A knot is a simple closed curve (homeomorphic image of S(1)) in Euclidean 3-space E(3). Two knots are called equivalent when there is an orientation-preserving homeomorphism of E(3) onto itself sending one knot to the other.
Schoenflies proved in 1908 that any homeomorphism from a simple closed curve in the plane E(2) onto the unit circle S(1) can be extended to a homeomorphism of the plane onto itself. Similar things do not hold in higher dimensions.
For example, there exist wild embeddings of simple arcs into E(3): homeomorphic images of the unit interval such that the complement is not simply connected. Thus, one usually restricts knots to be tamely embedded, e.g., as a simple closed polygonal curve, and we'll do so as well.
Two more examples of wild embeddings:
Example (Alexander's horned sphere) A homeomorphic image of the sphere S(2) in E(3) such that the complement of the image is not simply connected.
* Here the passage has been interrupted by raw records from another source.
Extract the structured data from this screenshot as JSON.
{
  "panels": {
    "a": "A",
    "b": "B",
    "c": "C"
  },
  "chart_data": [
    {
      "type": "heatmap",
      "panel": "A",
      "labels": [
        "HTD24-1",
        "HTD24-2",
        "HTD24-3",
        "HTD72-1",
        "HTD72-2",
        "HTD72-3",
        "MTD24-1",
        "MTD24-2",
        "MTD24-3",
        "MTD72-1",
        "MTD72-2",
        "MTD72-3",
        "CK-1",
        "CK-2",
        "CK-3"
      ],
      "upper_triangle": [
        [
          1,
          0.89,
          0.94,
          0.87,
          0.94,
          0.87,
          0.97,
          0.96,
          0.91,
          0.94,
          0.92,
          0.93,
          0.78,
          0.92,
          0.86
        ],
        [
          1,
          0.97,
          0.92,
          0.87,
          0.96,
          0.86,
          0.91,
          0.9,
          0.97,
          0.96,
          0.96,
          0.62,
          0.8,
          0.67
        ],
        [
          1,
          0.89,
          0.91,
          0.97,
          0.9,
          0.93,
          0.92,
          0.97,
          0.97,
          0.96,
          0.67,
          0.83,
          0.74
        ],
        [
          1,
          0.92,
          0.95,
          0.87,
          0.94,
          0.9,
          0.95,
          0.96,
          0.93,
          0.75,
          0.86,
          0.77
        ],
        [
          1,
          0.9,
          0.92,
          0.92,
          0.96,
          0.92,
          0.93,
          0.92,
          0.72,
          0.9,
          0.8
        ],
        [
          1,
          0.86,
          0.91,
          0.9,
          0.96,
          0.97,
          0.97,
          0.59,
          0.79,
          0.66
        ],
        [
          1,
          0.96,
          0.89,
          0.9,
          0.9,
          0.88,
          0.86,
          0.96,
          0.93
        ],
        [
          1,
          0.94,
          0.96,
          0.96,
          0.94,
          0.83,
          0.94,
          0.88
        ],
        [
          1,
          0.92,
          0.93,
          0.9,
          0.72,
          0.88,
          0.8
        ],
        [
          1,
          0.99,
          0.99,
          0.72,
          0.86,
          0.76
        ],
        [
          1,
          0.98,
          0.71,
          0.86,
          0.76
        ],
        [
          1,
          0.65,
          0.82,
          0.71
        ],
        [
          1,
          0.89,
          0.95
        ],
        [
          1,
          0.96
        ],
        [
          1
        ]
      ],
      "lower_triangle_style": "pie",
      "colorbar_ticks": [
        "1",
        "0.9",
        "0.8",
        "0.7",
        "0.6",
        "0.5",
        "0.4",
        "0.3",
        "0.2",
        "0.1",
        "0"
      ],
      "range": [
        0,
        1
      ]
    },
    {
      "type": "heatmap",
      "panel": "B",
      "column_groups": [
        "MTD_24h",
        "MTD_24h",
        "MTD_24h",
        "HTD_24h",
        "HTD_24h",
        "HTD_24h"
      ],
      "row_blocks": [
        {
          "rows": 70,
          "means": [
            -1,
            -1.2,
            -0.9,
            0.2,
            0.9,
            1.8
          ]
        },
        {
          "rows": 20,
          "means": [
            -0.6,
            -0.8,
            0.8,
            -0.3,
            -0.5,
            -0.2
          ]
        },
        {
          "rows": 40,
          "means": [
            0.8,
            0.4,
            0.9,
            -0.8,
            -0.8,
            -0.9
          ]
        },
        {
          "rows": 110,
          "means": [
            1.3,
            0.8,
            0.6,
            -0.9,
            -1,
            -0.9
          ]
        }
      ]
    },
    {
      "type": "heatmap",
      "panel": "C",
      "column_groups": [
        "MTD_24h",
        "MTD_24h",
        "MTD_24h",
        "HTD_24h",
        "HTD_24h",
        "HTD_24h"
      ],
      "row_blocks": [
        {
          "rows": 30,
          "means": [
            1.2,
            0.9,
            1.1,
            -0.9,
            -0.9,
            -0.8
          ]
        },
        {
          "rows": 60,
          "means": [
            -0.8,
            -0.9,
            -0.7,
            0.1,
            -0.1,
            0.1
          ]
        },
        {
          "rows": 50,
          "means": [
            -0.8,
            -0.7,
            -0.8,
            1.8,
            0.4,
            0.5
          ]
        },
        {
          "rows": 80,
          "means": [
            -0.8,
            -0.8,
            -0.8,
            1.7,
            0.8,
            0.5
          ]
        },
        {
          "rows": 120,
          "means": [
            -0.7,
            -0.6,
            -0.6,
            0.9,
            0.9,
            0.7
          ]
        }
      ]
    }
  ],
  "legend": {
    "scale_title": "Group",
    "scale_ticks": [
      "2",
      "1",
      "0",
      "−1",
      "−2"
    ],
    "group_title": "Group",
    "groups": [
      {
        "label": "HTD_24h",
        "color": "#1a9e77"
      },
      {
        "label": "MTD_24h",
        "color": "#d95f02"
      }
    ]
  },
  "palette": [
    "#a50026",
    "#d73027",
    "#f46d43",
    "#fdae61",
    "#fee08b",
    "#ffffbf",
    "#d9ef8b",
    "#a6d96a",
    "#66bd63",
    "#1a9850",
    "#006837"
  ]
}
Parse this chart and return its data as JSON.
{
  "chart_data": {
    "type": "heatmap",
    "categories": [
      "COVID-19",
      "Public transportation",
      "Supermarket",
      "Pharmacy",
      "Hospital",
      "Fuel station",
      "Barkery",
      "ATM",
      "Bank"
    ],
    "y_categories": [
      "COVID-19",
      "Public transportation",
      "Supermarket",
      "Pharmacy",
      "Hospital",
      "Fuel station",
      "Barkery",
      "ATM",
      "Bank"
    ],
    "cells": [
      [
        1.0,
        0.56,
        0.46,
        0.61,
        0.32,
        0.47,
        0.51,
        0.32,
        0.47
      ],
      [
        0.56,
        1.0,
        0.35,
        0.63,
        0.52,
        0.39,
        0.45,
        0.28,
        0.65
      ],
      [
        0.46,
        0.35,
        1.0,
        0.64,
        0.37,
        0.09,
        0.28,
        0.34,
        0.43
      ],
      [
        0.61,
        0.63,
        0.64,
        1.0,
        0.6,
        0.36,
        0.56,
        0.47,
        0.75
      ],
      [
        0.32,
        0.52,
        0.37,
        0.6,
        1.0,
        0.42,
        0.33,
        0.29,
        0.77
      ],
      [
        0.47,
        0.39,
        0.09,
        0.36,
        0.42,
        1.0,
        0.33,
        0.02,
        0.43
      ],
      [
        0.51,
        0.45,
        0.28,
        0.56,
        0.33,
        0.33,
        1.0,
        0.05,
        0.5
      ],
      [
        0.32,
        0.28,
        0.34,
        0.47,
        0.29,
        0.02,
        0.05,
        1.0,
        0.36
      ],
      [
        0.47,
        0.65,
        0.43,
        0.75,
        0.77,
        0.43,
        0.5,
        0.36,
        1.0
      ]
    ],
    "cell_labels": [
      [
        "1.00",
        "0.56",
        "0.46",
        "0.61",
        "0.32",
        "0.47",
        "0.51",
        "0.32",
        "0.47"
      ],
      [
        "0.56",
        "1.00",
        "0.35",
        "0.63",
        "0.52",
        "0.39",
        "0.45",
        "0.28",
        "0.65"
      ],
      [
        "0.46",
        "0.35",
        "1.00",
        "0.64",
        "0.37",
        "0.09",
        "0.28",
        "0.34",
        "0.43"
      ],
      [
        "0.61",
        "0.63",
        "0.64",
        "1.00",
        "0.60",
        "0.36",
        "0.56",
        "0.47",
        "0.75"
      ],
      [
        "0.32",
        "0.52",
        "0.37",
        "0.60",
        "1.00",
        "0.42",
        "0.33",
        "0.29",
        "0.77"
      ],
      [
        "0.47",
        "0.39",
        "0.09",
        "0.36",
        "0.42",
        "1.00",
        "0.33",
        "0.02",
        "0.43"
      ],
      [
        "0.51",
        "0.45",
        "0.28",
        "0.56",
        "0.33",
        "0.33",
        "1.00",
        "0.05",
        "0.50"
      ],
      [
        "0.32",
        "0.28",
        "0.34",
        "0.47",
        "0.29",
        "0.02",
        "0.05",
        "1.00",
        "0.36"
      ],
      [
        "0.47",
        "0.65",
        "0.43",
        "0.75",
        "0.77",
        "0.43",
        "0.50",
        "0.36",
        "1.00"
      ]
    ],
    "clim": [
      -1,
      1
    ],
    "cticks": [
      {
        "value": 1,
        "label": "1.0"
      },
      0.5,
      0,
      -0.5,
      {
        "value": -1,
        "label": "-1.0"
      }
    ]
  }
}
Example (Antoine's necklace) A homeomorphic image of the Cantor set (which is compact and totally disconnected) in E(3) such that the complement of the image is not simply connected.
(The pictures here were taken from Hocking & Young, Topology, pp. 176-177.)
Given a knot in E(3), we project it from a point in general position into E(2), so that the resulting curve never passes three times through the same point, and indicate for each crossing whether it is an over- or undercrossing. The resulting diagram suffices to retrieve the knot up to equivalence.
Now equivalence between knots can be translated into equivalence between diagrams. This was done by Reidemeister, who showed that two diagrams represent the same knot if and only if one is obtained from the other by a sequence of Reidemeister moves:
in each of the three types of move, we may replace the upper picture by the lower, or vice versa; type I also has a mirror image, type I'.